In the case of 84 Century Limited Partnership v. Board of TaxReview of Rocky Hill, 207 Conn. 250 (1988), the court, citing CT Page 5545 C.G.S. § 12-55, allowed the Board to increase the assessment of the plaintiff's apartment complex on an interim year basis. They reasoned that if the assessors have the authority to increase assessments on an interim basis, then they also had the authority to decrease interim assessments on the same authority. Thus the statute sets up a clear legislative mandate to give local assessors a continuing duty (unrelated to decennial revaluation), to achieve a fair equal assessment for all taxpayers. The court also recognized the three special circumstances announced in Ralston Purina, supra. Noteworthy is the fact that a mere sale of the taxpayer's property had triggered the interim assessment.

Appellant claims to be entitled to an interim revaluation because of the change of use and his decision to go out of business. Both of these conditions were related to his surrender of the license to the state. He did not seek relief because of a mere change in use. Maharishi School v. City of Hartford, JD Hartford-New Britain at Hartford, No. CV95-0551521, or because of a change in market conditions, Bishop Court LLC v. Groton TownBoard of Tax Review, 17 Conn. L. Rptr. 309 (July 3, 1996, Austin, J.).

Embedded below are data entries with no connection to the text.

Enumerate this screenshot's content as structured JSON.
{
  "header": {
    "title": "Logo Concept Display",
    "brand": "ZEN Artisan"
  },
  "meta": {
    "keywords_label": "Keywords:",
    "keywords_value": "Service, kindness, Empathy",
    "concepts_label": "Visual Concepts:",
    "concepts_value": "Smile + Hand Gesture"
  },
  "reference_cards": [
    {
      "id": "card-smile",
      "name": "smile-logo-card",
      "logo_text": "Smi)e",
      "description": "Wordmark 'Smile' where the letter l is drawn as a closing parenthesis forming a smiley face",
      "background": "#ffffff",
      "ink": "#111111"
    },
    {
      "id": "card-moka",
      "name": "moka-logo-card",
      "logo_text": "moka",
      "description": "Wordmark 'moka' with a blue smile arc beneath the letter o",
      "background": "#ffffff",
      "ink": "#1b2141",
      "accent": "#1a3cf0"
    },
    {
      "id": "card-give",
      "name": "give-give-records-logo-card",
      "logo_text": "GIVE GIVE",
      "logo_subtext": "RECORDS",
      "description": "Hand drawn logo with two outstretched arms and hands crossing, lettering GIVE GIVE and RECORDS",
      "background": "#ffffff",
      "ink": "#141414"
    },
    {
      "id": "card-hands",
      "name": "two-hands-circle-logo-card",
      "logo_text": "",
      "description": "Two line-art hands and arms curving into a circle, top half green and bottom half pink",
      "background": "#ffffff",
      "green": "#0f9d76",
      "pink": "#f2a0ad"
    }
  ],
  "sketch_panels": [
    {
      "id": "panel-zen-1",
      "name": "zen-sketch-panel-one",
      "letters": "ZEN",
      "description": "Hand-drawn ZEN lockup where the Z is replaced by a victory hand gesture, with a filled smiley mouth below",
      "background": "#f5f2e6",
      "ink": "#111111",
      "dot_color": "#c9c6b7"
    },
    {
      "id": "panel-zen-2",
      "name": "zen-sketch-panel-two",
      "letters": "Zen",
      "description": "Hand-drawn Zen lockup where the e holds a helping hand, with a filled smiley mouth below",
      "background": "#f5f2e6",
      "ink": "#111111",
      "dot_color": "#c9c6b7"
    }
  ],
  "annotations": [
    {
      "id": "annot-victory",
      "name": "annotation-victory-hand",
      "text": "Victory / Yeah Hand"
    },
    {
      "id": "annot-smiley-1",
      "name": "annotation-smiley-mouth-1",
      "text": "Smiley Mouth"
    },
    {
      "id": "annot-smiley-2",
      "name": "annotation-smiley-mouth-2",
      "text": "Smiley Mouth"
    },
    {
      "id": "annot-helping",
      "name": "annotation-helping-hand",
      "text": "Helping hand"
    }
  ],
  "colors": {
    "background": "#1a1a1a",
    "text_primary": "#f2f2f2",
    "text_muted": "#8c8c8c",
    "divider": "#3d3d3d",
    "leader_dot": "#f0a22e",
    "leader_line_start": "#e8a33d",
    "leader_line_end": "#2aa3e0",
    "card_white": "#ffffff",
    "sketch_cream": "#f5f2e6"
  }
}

The plaintiff is entitled to interim revaluation because the revaluation that was used in 1980, was also used in determining his assessment for the tax years 1996 and 1997. Jupiter RealtyCompany v. Board of Tax Review of the Town of Vernon,242 Conn. 363 (1997). In such case, the defendant's assessor would be required to conduct an interim revaluation of the subject property. Ralston Purina, supra at 436. Clearly, according to the testimony of Mr. Carbone, it did not.

The court finds appellant aggrieved by the excessive, disproportionate and unlawful assessment of his property on the Grand List of 1996. Since appellant had not gone out of business nor was there a substantial change in the use of zoning classification until early 1996, a change of assessment is not appropriate for the Grand List of 1995.

The court sustains the appeal from the assessment on the Grand List of 1996 and finds the fair market value to be $80,000 and the assessed value $56,000. Judgment plus costs shall enter accordingly.